When I was in college, I had a tightly-knit group of friends. Some of those friends used to call me 'sister'. That seemed a bit odd to me at first. Some of them had strained relationships with their nuclear families and I could understand why they were looking for family elsewhere, but I didn't feel like I had that kind of void to fill. Still, I loved these friends very much, and eventually it didn't seem so strange to call them 'sister' in return. I started relying on these friends more and more, and in some very important ways they became like family members to me. A few years into our relationship, we had a clash of opinions on a very personal subject, and everything fell apart. I had betrayed their expectations of loyalty without meaning to, and the intense trust we had built up evaporated. We were having a family rift. It was more painful than any friendship problem I had ever experienced. I spent years trying to figure out how to erase them from my life, but they were always there in the back of my mind. I valued these relationships too much to leave them broken. Eventually I realized that I was not the only one who felt this way. Even though it had been years, we finally came back together to heal the wounds and restore our bond.

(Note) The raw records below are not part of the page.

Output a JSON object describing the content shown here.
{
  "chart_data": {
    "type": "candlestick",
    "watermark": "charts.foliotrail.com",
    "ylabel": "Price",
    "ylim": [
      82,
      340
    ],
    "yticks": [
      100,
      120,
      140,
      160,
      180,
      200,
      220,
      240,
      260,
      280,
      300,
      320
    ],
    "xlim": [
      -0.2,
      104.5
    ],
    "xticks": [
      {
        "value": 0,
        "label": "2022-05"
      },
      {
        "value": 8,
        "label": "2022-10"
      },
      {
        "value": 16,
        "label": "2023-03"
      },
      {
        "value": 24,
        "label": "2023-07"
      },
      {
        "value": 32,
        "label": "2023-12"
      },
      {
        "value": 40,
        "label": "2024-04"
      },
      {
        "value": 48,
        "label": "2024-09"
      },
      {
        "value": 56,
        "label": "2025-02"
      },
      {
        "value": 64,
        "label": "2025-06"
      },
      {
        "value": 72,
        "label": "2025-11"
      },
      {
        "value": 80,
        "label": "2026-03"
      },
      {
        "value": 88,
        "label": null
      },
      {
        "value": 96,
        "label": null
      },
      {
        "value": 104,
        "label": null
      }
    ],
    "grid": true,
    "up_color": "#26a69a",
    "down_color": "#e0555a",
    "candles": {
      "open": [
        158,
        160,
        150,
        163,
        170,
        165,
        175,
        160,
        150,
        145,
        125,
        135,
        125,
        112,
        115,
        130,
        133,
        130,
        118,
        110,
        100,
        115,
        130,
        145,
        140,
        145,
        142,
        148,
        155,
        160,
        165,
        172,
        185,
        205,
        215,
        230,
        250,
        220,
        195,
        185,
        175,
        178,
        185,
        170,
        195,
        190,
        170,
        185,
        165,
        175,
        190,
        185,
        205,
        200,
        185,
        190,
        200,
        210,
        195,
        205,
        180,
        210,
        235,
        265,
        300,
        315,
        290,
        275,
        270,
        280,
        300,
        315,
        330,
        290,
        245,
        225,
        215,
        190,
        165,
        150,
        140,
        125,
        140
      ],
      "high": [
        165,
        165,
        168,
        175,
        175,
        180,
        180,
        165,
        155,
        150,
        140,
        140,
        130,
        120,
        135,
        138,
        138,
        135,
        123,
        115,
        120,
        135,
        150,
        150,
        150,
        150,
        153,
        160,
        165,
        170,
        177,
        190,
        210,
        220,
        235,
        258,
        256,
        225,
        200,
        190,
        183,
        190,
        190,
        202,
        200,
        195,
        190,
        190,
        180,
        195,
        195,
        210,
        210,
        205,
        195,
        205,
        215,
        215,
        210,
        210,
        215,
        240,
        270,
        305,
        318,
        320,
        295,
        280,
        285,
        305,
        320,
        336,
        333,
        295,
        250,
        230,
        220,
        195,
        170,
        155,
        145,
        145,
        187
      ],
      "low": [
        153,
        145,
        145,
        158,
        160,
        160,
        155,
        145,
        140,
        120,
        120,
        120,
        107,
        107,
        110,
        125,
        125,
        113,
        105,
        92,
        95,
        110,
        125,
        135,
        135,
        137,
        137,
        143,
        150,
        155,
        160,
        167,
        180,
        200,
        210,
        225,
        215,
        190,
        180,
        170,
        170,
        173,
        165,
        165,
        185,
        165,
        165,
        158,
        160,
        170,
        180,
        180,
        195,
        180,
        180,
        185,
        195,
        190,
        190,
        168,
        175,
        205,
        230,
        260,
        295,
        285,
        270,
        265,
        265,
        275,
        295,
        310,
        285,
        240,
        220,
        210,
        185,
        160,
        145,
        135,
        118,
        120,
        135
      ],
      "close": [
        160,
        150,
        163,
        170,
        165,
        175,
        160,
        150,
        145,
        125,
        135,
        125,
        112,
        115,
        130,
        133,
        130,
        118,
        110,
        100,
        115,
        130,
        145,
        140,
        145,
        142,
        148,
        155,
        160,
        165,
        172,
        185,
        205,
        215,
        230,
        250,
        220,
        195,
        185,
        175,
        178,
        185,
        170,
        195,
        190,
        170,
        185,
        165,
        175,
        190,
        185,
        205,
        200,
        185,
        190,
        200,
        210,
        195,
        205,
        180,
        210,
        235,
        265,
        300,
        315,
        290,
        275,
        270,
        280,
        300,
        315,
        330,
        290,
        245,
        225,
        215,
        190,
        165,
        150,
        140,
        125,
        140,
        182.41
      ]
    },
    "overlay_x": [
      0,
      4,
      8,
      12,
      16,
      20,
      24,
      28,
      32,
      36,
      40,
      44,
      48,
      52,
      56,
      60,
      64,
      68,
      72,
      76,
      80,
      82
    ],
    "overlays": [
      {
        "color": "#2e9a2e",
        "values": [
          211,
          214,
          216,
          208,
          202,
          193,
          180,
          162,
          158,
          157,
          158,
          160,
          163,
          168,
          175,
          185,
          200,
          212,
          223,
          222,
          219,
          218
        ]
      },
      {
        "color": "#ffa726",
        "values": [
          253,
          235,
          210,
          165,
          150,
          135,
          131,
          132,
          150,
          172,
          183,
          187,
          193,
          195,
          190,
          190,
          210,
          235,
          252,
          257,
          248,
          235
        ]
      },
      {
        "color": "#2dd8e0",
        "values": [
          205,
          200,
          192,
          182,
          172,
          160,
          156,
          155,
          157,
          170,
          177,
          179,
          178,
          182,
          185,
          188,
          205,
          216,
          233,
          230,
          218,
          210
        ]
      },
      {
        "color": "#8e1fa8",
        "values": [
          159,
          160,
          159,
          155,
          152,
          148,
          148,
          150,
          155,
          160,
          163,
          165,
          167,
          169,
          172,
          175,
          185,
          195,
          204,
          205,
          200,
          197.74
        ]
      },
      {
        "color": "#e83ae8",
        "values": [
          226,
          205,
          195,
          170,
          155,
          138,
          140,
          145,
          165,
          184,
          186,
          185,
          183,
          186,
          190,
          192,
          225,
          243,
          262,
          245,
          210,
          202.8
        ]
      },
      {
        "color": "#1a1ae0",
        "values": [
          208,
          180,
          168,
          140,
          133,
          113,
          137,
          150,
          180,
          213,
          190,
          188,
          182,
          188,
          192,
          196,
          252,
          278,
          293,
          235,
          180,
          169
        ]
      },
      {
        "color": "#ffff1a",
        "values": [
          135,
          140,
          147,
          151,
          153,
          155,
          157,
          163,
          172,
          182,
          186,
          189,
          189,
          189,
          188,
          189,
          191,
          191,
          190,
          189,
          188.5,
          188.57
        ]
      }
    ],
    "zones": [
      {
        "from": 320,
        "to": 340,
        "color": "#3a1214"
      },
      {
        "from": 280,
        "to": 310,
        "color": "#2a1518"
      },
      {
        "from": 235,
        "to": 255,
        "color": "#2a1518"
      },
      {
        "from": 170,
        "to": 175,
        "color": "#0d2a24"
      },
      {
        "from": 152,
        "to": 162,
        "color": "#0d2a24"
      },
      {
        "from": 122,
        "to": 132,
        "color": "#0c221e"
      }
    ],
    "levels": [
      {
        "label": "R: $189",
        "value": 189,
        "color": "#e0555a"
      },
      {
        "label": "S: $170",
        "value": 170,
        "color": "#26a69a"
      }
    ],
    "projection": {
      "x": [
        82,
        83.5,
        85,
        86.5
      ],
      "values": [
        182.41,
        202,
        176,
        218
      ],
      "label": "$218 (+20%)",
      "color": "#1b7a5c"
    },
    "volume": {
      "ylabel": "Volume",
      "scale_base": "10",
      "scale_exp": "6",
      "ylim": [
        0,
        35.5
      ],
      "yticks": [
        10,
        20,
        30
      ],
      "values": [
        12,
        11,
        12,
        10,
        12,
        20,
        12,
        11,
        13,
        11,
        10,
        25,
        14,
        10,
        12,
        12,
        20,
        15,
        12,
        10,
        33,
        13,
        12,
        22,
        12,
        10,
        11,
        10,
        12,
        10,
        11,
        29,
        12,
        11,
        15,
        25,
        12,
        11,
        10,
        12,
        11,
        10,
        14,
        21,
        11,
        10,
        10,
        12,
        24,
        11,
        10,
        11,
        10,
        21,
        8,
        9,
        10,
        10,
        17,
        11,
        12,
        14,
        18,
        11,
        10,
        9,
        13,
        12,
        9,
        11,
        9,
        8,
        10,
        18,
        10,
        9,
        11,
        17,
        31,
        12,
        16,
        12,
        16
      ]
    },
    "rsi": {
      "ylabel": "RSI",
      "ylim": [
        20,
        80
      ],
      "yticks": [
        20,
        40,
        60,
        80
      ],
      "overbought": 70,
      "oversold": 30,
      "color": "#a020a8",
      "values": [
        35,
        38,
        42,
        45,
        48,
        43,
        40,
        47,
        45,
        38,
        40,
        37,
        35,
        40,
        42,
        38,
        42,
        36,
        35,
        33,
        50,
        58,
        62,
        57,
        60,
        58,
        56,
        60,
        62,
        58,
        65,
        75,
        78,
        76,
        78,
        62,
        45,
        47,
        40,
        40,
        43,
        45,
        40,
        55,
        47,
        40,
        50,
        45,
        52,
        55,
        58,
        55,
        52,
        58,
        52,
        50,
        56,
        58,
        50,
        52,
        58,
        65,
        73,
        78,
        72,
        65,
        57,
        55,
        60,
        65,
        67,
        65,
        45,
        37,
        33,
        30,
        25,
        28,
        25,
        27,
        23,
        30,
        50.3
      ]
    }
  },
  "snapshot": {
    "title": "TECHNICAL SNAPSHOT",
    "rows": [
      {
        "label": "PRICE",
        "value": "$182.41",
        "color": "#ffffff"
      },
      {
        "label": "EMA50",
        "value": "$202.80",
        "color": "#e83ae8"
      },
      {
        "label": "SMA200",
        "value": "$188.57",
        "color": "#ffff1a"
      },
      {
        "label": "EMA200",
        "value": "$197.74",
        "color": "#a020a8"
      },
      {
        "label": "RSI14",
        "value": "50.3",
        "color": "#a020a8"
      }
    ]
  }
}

And now here we are, family once more.

Jesus said that the entire fellowship of believers were members of his family, and the early apostles referred to each other as beloved brothers and sisters. I have read these things in the Bible many times, but it took these dear friends to teach me what it meant to expand my family beyond blood. I'm not replacing my relatives, I'm just growing a larger family and therefore building myself a stronger foundation. Jesus' family encompasses the whole world, so I don't think there's any such thing as too much family or too many loved ones. It's a wonderful feeling to have so many people to rely on and so many people to invest in. It's true that these relationships carry expectations that will place demands on my time and energy, but they're worth the extra effort. I am even willing to risk more painful family rifts, because I know that all of these altercations can ultimately be healed if there is enough love in the relationship. I can think of no better investment that I can make than sustaining a growing and loving family and providing them the same support that they give me.